Es passiert ja irgendwie nie nicht Nichts. Und irgendwas passiert immer. Ich habe mir in den letzten Tagen aus Gründen den Verlauf der Coronavirus-Pandemie seit Anfang März noch einmal vor Augen geführt. Welche Themen standen wann im Zentrum der öffentlichen Aufmerksamkeit.
Wann ging es um Geld, wann um Gesundheit, wann um Schließung, wann um Öffnung, wann um Schmierinfektion, wann um Tröpfchen, wann um Aerosole? Wann um Urlaub, Grenzschließung, Öffnung, Kinderbetreuung, Abitur, Fernunterrricht, Kontaktverfolgung, Flugzeuge, Klimaanlagen, Freiheit, Widerstand, FFP 2 und 3, Fussball, Olympia, Pflegeheime, Krankenhäuser, Singen, Autokinos, Freude schöner Götterfunken, Schwurbler, Autokratinnen, Nasen-Mund-Masken, Digitalisierung, Grundsicherung … ? Wiedereröffnung, Abstand, Hygiene-Konzepte, … Was für Themen alle. Und natürlich auch um Hefe und Klopapier, Homeoffice und -shooling. Garniert mit Statistiken und Erhebungen und der Promotion in den Fächern Virologie, Epidemionlogie, Soziologie, Philosophie, Polizeiwissenschaft, Arbeitsrecht, Geschichte, Krankenhaus-Hygiene, Notfallmedizin, Zukunftsforschung, Volkswirtschaftslehre, Psychiatrie, Belüftungstechnik, Statistik, …

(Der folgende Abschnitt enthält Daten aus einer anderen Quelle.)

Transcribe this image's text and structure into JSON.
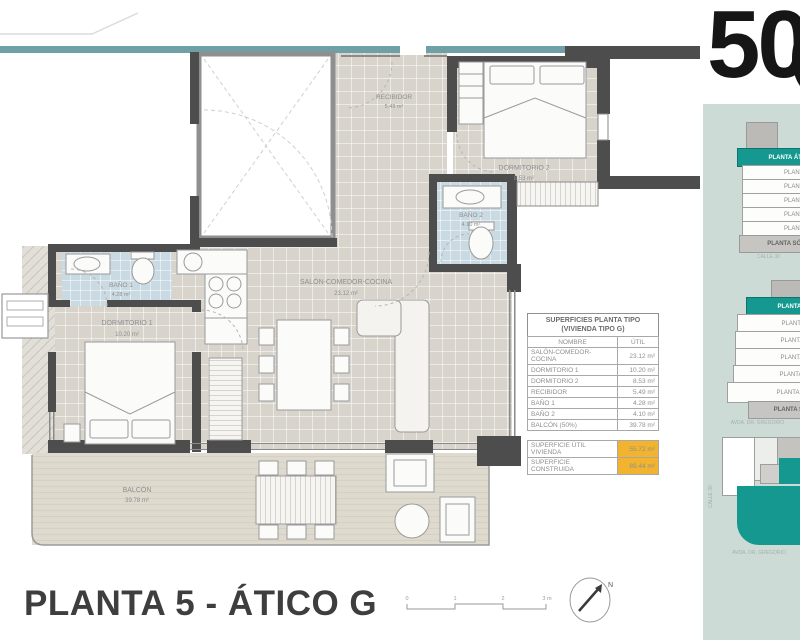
{
  "header": {
    "big_number": "50"
  },
  "floor_plan": {
    "rooms": [
      {
        "name": "RECIBIDOR",
        "area": "5.49 m²"
      },
      {
        "name": "DORMITORIO 2",
        "area": "8.53 m²"
      },
      {
        "name": "BAÑO 2",
        "area": "4.10 m²"
      },
      {
        "name": "BAÑO 1",
        "area": "4.28 m²"
      },
      {
        "name": "DORMITORIO 1",
        "area": "10.20 m²"
      },
      {
        "name": "SALÓN-COMEDOR-COCINA",
        "area": "23.12 m²"
      },
      {
        "name": "BALCÓN",
        "area": "39.78 m²"
      }
    ]
  },
  "areas_table": {
    "title_line1": "SUPERFICIES PLANTA TIPO",
    "title_line2": "(VIVIENDA TIPO G)",
    "columns": {
      "name": "NOMBRE",
      "util": "ÚTIL"
    },
    "rows": [
      {
        "name": "SALÓN-COMEDOR-COCINA",
        "util": "23.12 m²"
      },
      {
        "name": "DORMITORIO 1",
        "util": "10.20 m²"
      },
      {
        "name": "DORMITORIO 2",
        "util": "8.53 m²"
      },
      {
        "name": "RECIBIDOR",
        "util": "5.49 m²"
      },
      {
        "name": "BAÑO 1",
        "util": "4.28 m²"
      },
      {
        "name": "BAÑO 2",
        "util": "4.10 m²"
      },
      {
        "name": "BALCÓN (50%)",
        "util": "39.78 m²"
      }
    ],
    "summary": [
      {
        "label": "SUPERFICIE ÚTIL VIVIENDA",
        "value": "55.72 m²"
      },
      {
        "label": "SUPERFICIE CONSTRUIDA",
        "value": "89.44 m²"
      }
    ]
  },
  "footer": {
    "title": "PLANTA 5 - ÁTICO G",
    "scale_labels": [
      "0",
      "1",
      "2",
      "3 m"
    ],
    "north_label": "N"
  },
  "sidebar": {
    "building_stacks": [
      {
        "floors": [
          "PLANTA ÁTICO",
          "PLANTA",
          "PLANTA",
          "PLANTA",
          "PLANTA",
          "PLANTA",
          "PLANTA SÓTANO"
        ],
        "street": "CALLE 30"
      },
      {
        "floors": [
          "PLANTA ÁTICO",
          "PLANTA",
          "PLANTA",
          "PLANTA",
          "PLANTA",
          "PLANTA",
          "PLANTA SÓTANO"
        ],
        "street": "AVDA. DR. GREGORIO"
      }
    ],
    "site_plan": {
      "street_bottom": "AVDA. DR. GREGORIO",
      "street_side": "CALLE 30"
    }
  },
  "colors": {
    "accent_teal": "#15988f",
    "band_teal": "#6fa0a5",
    "panel_bg": "#ccdbd5",
    "highlight_orange": "#f2b42e",
    "wall": "#4d4d4d"
  }
}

Nur ein kleiner Ausschnitt! Ich habe das nicht systematisch verfolgt, nur anhand eines unbedeutenden Twitterstreams eines unbedeutenden Theaterintendanten. Aber beim Notieren merkt man doch in extremer Weise, mit wie vielen vielfältigen Problemen wir allesamt auf dem Planeten allein schon durch diese akute Bedrohung zu tun haben. Von den Dauerbaustellen wie Sprache, Gleichberechtigung, Naturschutz, Bildungsgerechtigkeit, Wasserversorgung, Hunger, Verfolgung und den daraus stetig bleibenden Problemen ganz abgesehen mit Not und Elend und Gewalt in Folge und Ursache.

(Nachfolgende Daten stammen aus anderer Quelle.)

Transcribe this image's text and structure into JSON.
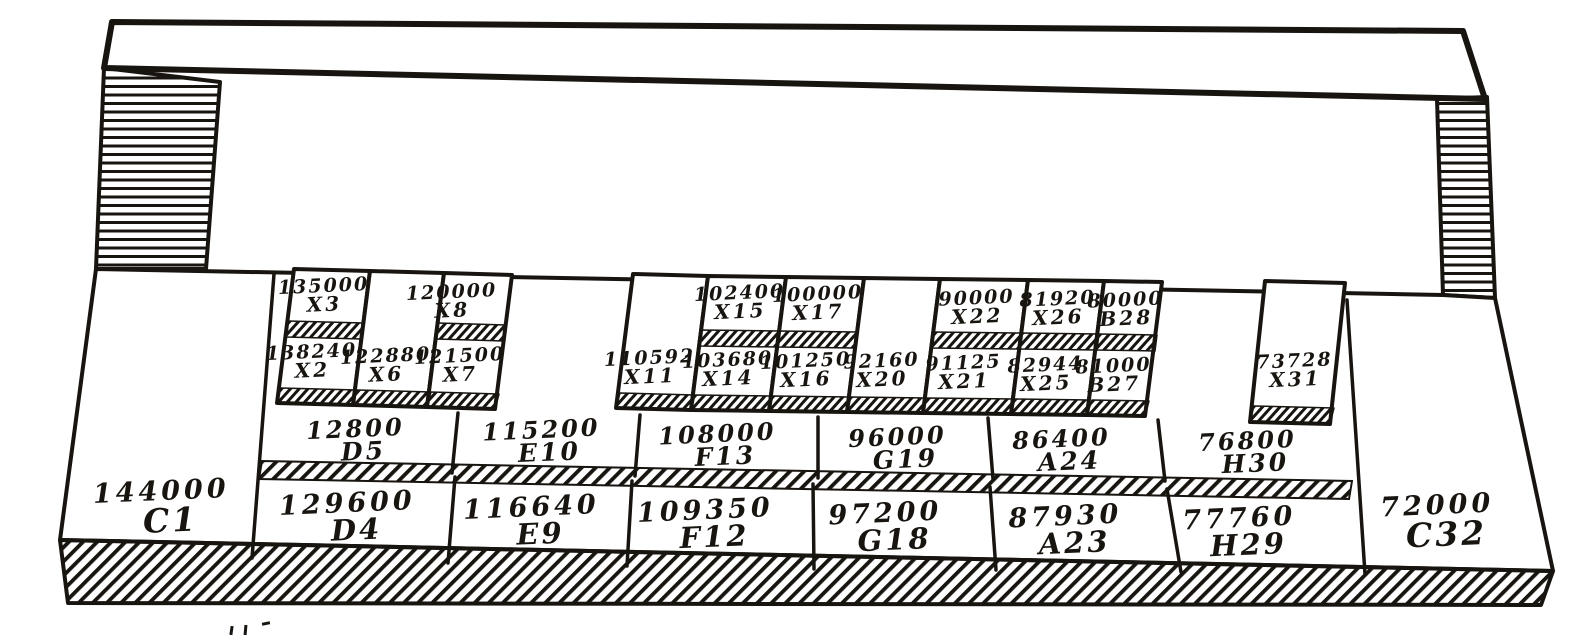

Das schreibe ich nicht auf, weil ich das Maß der Desillusionierung steigern möchte, sondern im Gegenteil, weil es zeigt, wie gut oder schlecht man auf ungewöhnliche Situationen vorbereitet ist. Und wie wichtig es ist, die Fähigkeit zu entwickeln, dafür angemessene Reaktionsformen zu finden. Die müssen geübt werden. Die müssen gesehen und gehört werden. Das hat mit Wahrnehmung und Verarbeitung zu tun. Mit Empfindsamkeit und Empfindlichkeit. Alles Dinge, die wir über unsere Kultur und durch unsere Kunst entwickeln. Auch die Fähigkeit übrigens, sich abzuschotten und wegzusehen, wegzuhören und wegzufühlen. Keine Ärztin würde einen Schnitt führen könnten, wenn sie den Schnitt mitfühlen würde, aber sie muss ihn mitdenken und sie muss das Ziel mitdenken, dass man Operationen nicht aus sadistischen Erwägungen macht.
Im Moment haben wir hier in Kunst, Kultur und Musik ein großes Operationsfeld. Orientiert sein in sich verändernden Situationen ist jetzt kein falsches Vorgehen. Meines Erachtens hilft es, anzuerkennen, dass das Unsichere im Moment das Normale ist, das Normale aber das Unsichere. Aber wie schwer fällt das doch. Der Mensch, ein Wesen, das in Konventionen und Gewöhnlichkeiten wie Gewohnheiten einrichtet, muss sich als Balancekünstler:in bewähren – und selbst die Hilfestellungen und Hilfestellenden bewegen sich auf Kugeln der dauernden Unruhe. Aber eine Alternative gibt es im Moment dazu nicht.